Trusting God’s Eternal Perspective
Rod Robison
The Aucas were one of the most feared of all South American indigenous tribes. Their acts of brutality to outsiders were legendary. Not surprisingly, very few outsiders had dared to make contact with these fierce people. So, when Nate Saint and four other missionaries made the decision to follow God’s leading to reach out to the Aucas in 1956, they understood what their obedience might mean. Hardship was a given. Death was a distinct possibility. They were warned by others that venturing into the forbidden jungle territory that the Aucas called their own was foolhardy. But Saint and his fellow missionaries looked beyond the temporal toward eternity. In fact, one of Saint’s companions, Jim Elliot, had written these words years before as he contemplated his future as a missionary: “He is no fool to give up what he cannot keep to gain what he cannot lose.” He and the others knew that the temporal fades with time. But how we invest the temporal gifts God gives us here on Earth follows us into eternity.
These men weren’t making the dangerous trek to win “points” with God. Their greatest hope was that they could share God’s gift of salvation with these “untouchable” people and that at least some would respond. If that meant death, Saint and the others were willing to offer themselves. Jesus once said, “Greater love has no man than this, that he lay down his life for his friends.” These people weren’t even friends. But they were people for whom Christ died, and that alone constrained the missionaries to make the ultimate sacrifice if that’s what it took to share Christ’s love with them.
The missionaries’ first face-to-face encounter with the Aucas was on a riverbank.
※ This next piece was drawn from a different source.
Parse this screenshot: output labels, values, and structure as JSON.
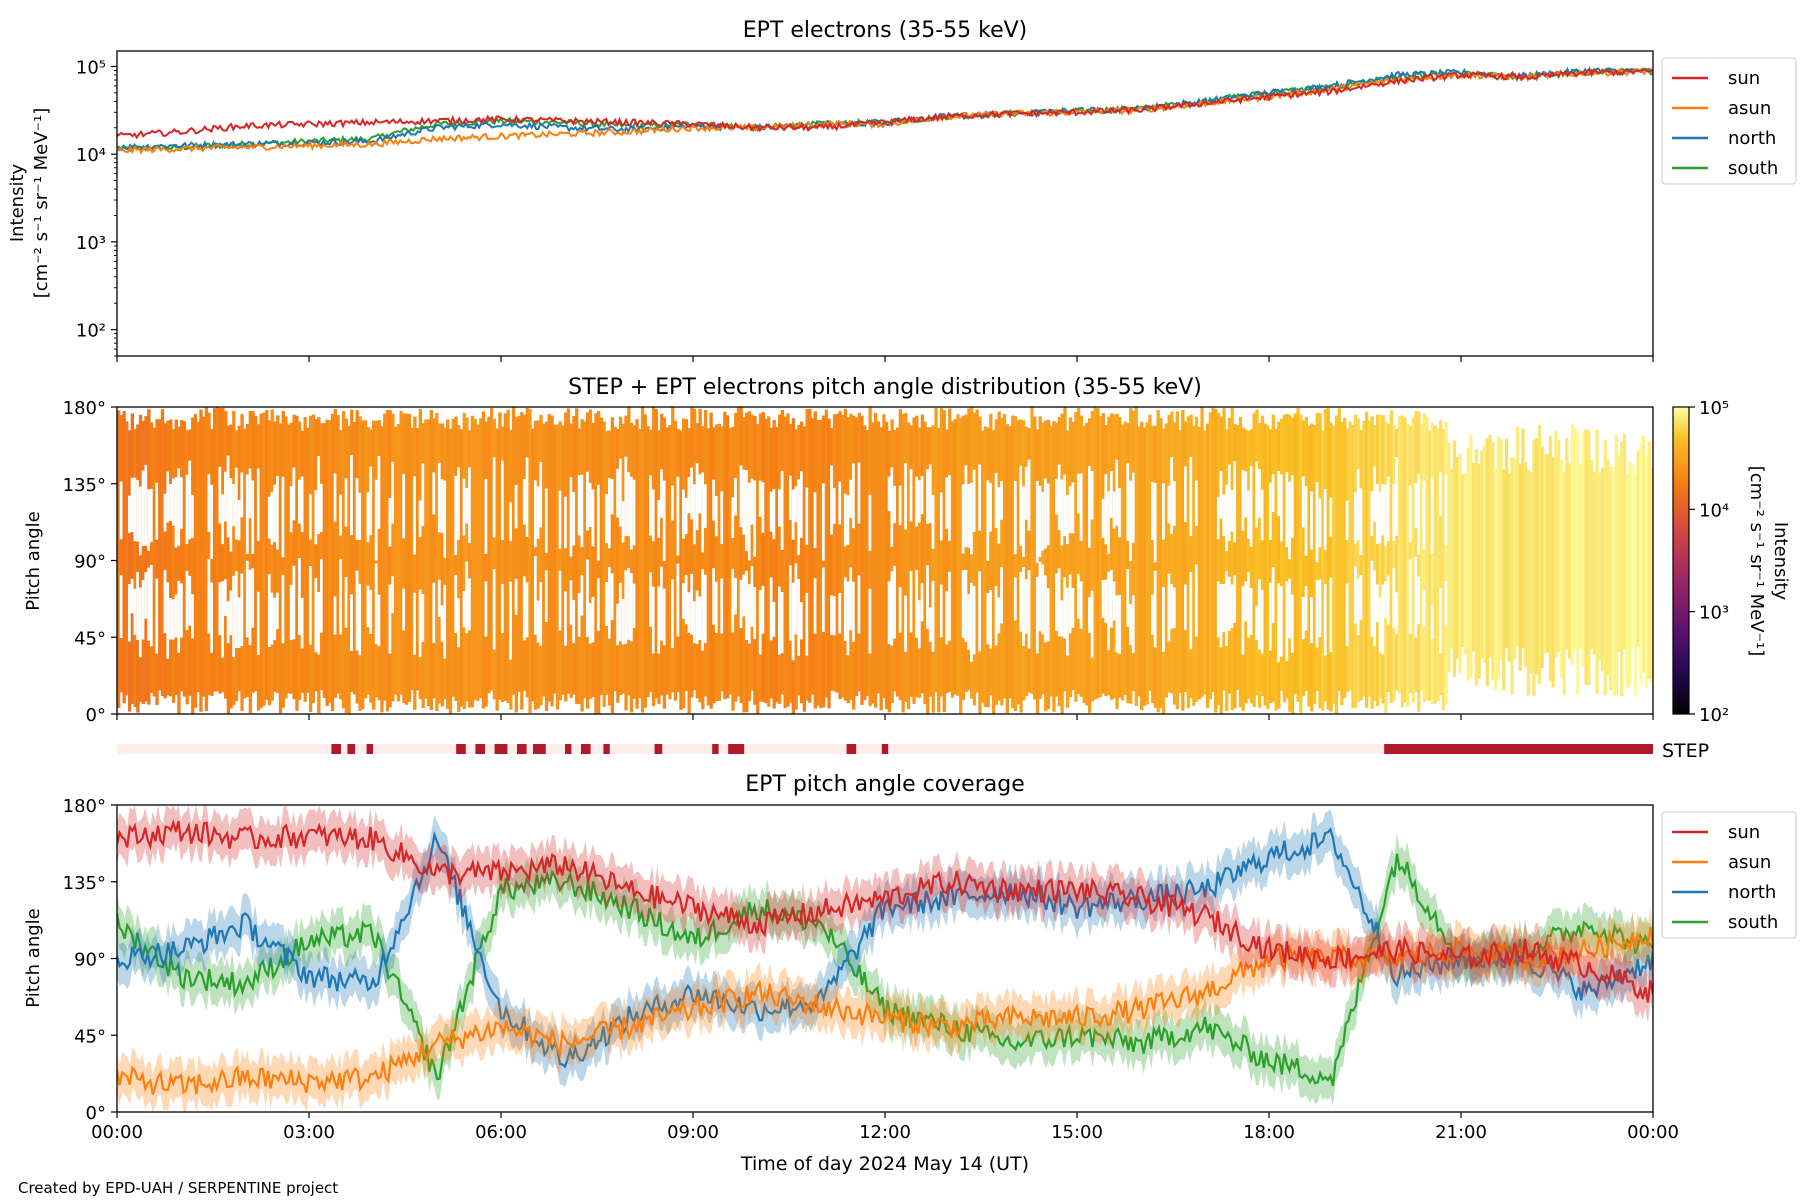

They radioed to their wives, who waited anxiously at the mission base, that they had left some simple gifts for the Aucas. That was their last contact with their wives. A few days later a search party found them along the river, brutally slain. Nate Saint was found with a lance wrapped in a Gospel tract piercing his body. But even in death, new life emerged. Eleven months after the missionaries’ deaths their wives, risking their own lives, made contact with their husbands’ murderers. Eventually, they developed a trust that led to a long-term, trusting relationship with the Aucas. With time, they translated the Scriptures into the Auca language and saw hundreds of Aucas come to Christ, including Nate Saint’s killer.
These men and their wives had an eternal perspective on life. And they rested in the assurance that God was leading them all the way. They knew that He had a greater purpose for them which transcended this life. Are you willing to ask God to give you a truly eternal perspective on your life?